- Yılanın o zümrütten gözü kamaşır, kör olur; yolcu da kurtulur.
- زان زمرد مار را دیده جهد ** کور گردد مار و رهرو وا رهد
- O ulu, yani İblis, önce bu yola diken döşemiştir. Onun için her incinen, lanet şeytana der.

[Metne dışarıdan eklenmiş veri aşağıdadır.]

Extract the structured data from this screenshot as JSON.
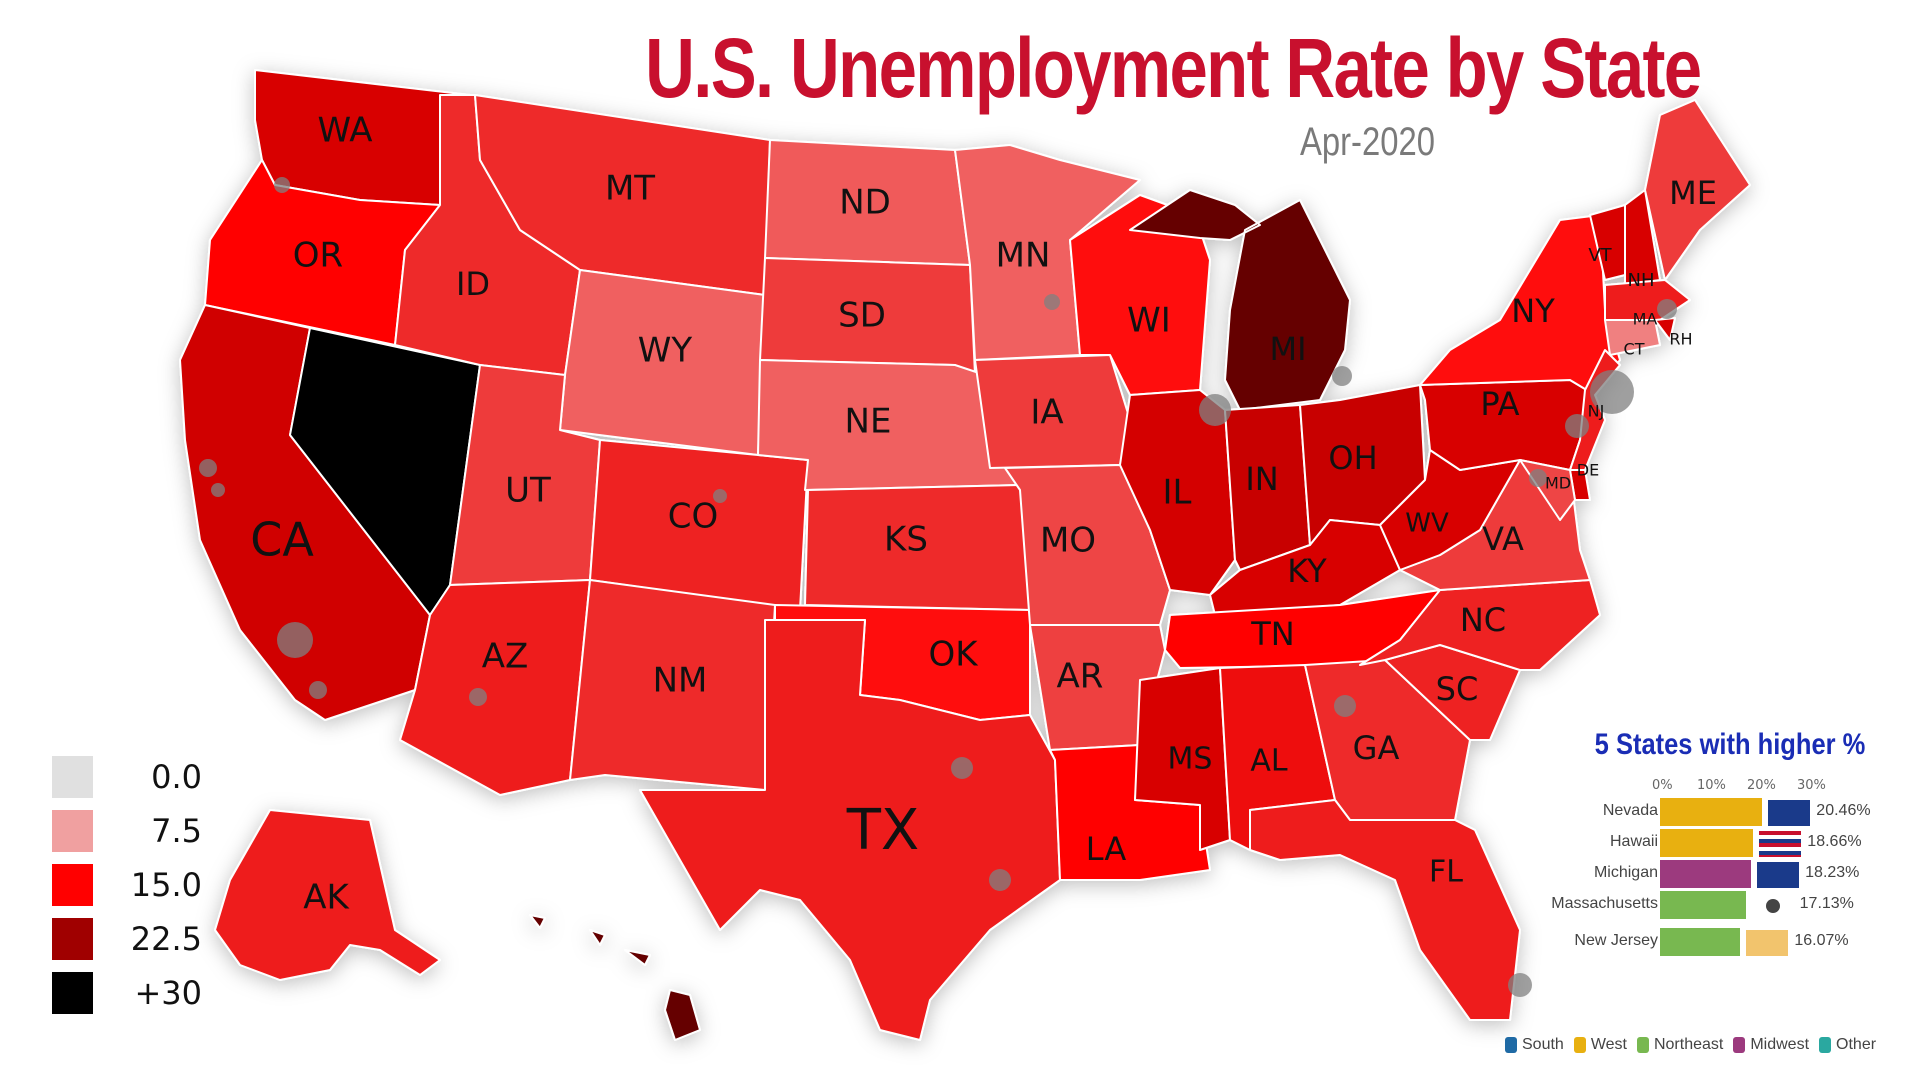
{
  "title": "U.S. Unemployment Rate by State",
  "date": "Apr-2020",
  "colors": {
    "level_0": "#e0e0e0",
    "level_7_5": "#f0a0a0",
    "level_15": "#ff0000",
    "level_22_5": "#b00000",
    "level_30": "#000000",
    "title": "#c8102e",
    "rank_title": "#1a2db5"
  },
  "legend": [
    {
      "label": "0.0",
      "color": "#e0e0e0"
    },
    {
      "label": "7.5",
      "color": "#f0a0a0"
    },
    {
      "label": "15.0",
      "color": "#ff0000"
    },
    {
      "label": "22.5",
      "color": "#a00000"
    },
    {
      "label": "+30",
      "color": "#000000"
    }
  ],
  "states": [
    {
      "abbr": "WA"
    },
    {
      "abbr": "OR"
    },
    {
      "abbr": "CA"
    },
    {
      "abbr": "ID"
    },
    {
      "abbr": "MT"
    },
    {
      "abbr": "WY"
    },
    {
      "abbr": "UT"
    },
    {
      "abbr": "CO"
    },
    {
      "abbr": "AZ"
    },
    {
      "abbr": "NM"
    },
    {
      "abbr": "ND"
    },
    {
      "abbr": "SD"
    },
    {
      "abbr": "NE"
    },
    {
      "abbr": "KS"
    },
    {
      "abbr": "OK"
    },
    {
      "abbr": "TX"
    },
    {
      "abbr": "MN"
    },
    {
      "abbr": "IA"
    },
    {
      "abbr": "MO"
    },
    {
      "abbr": "AR"
    },
    {
      "abbr": "LA"
    },
    {
      "abbr": "WI"
    },
    {
      "abbr": "IL"
    },
    {
      "abbr": "MI"
    },
    {
      "abbr": "IN"
    },
    {
      "abbr": "OH"
    },
    {
      "abbr": "KY"
    },
    {
      "abbr": "TN"
    },
    {
      "abbr": "MS"
    },
    {
      "abbr": "AL"
    },
    {
      "abbr": "GA"
    },
    {
      "abbr": "FL"
    },
    {
      "abbr": "SC"
    },
    {
      "abbr": "NC"
    },
    {
      "abbr": "VA"
    },
    {
      "abbr": "WV"
    },
    {
      "abbr": "PA"
    },
    {
      "abbr": "NY"
    },
    {
      "abbr": "ME"
    },
    {
      "abbr": "VT"
    },
    {
      "abbr": "NH"
    },
    {
      "abbr": "MA"
    },
    {
      "abbr": "RH"
    },
    {
      "abbr": "CT"
    },
    {
      "abbr": "NJ"
    },
    {
      "abbr": "DE"
    },
    {
      "abbr": "MD"
    },
    {
      "abbr": "AK"
    }
  ],
  "ranking": {
    "title": "5 States with higher %",
    "axis": [
      "0%",
      "10%",
      "20%",
      "30%"
    ],
    "rows": [
      {
        "name": "Nevada",
        "value": 20.46,
        "label": "20.46%",
        "region": "West",
        "color": "#e8b010"
      },
      {
        "name": "Hawaii",
        "value": 18.66,
        "label": "18.66%",
        "region": "West",
        "color": "#e8b010"
      },
      {
        "name": "Michigan",
        "value": 18.23,
        "label": "18.23%",
        "region": "Midwest",
        "color": "#9c3a7e"
      },
      {
        "name": "Massachusetts",
        "value": 17.13,
        "label": "17.13%",
        "region": "Northeast",
        "color": "#78b850"
      },
      {
        "name": "New Jersey",
        "value": 16.07,
        "label": "16.07%",
        "region": "Northeast",
        "color": "#78b850"
      }
    ]
  },
  "regions": [
    {
      "name": "South",
      "color": "#1f6aa5"
    },
    {
      "name": "West",
      "color": "#e8b010"
    },
    {
      "name": "Northeast",
      "color": "#78b850"
    },
    {
      "name": "Midwest",
      "color": "#9c3a7e"
    },
    {
      "name": "Other",
      "color": "#2aa8a0"
    }
  ]
}
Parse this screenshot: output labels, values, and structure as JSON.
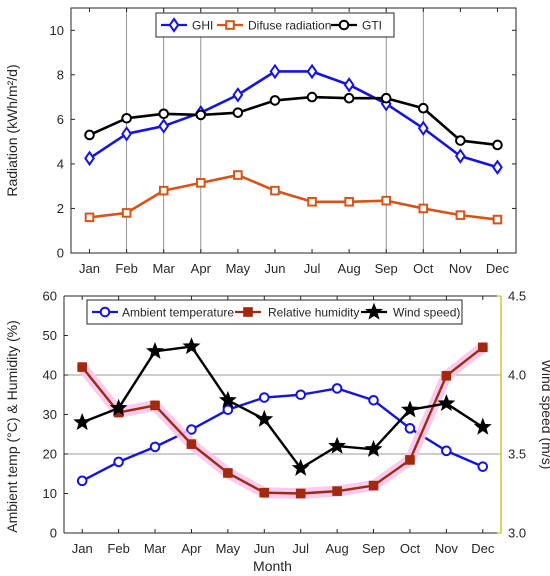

- چون برین ره خار بنهاد آن رئیس ** هر که خست او گفته لعنت بر بلیس
- Yani bu dert, bana onun hilesinden geldi. Hilede ilk önce ayak olan odur demek ister.
- یعنی این غم بر من از غدر ویست ** غدر را آن مقتدا سابقپیست
- Ondan sonra nice zamanlar geçmiş, niceleri gelip gitmiş, fakat herkes, onun yoluna ayak basmıştır. 1955
- بعد ازو خود قرن بر قرن آمدند ** جملگان بر سنت او پا زدند
- Yiğidim kim bir kötü adet koysa, ondan sonra halk körlüğünden o adete uysa.
- هر که بنهد سنت بد ای فتا ** تا در افتد بعد او خلق از عمی
- Bütün o adeti işleyenlerin günahı, o adeti ilk koyana da yazılır. Çünkü o, baştır öbürleri kuyruk.
- جمع گردد بر وی آن جمله بزه ** کو سری بودست و ایشان دمغزه
- Fakat Adem, ben topraktan yaratıldım diye o çarıkla postu önüne koymuştur.
- لیک آدم چارق و آن پوستین ** پیش میآورد که هستم ز طین
- Eyaz gibi o da çarığını göz önünde tuttu, sonunda akıbeti Mahmut oldu.
- چون ایاز آن چارقش مورود بود ** لاجرم او عاقبت محمود بود
- Mutlak varlık yoklukları meydana getirip durur. Yokluktan başka var yaratan is yurdu var mi? 1960
- هست مطلق کارساز نیستیست ** کارگاه هستکن جز نیست چیست
- Adam, yazılmış kağıda yazı yazar mı, yahut fidan dikilmiş fidanlığa tekrar fidan diker mi?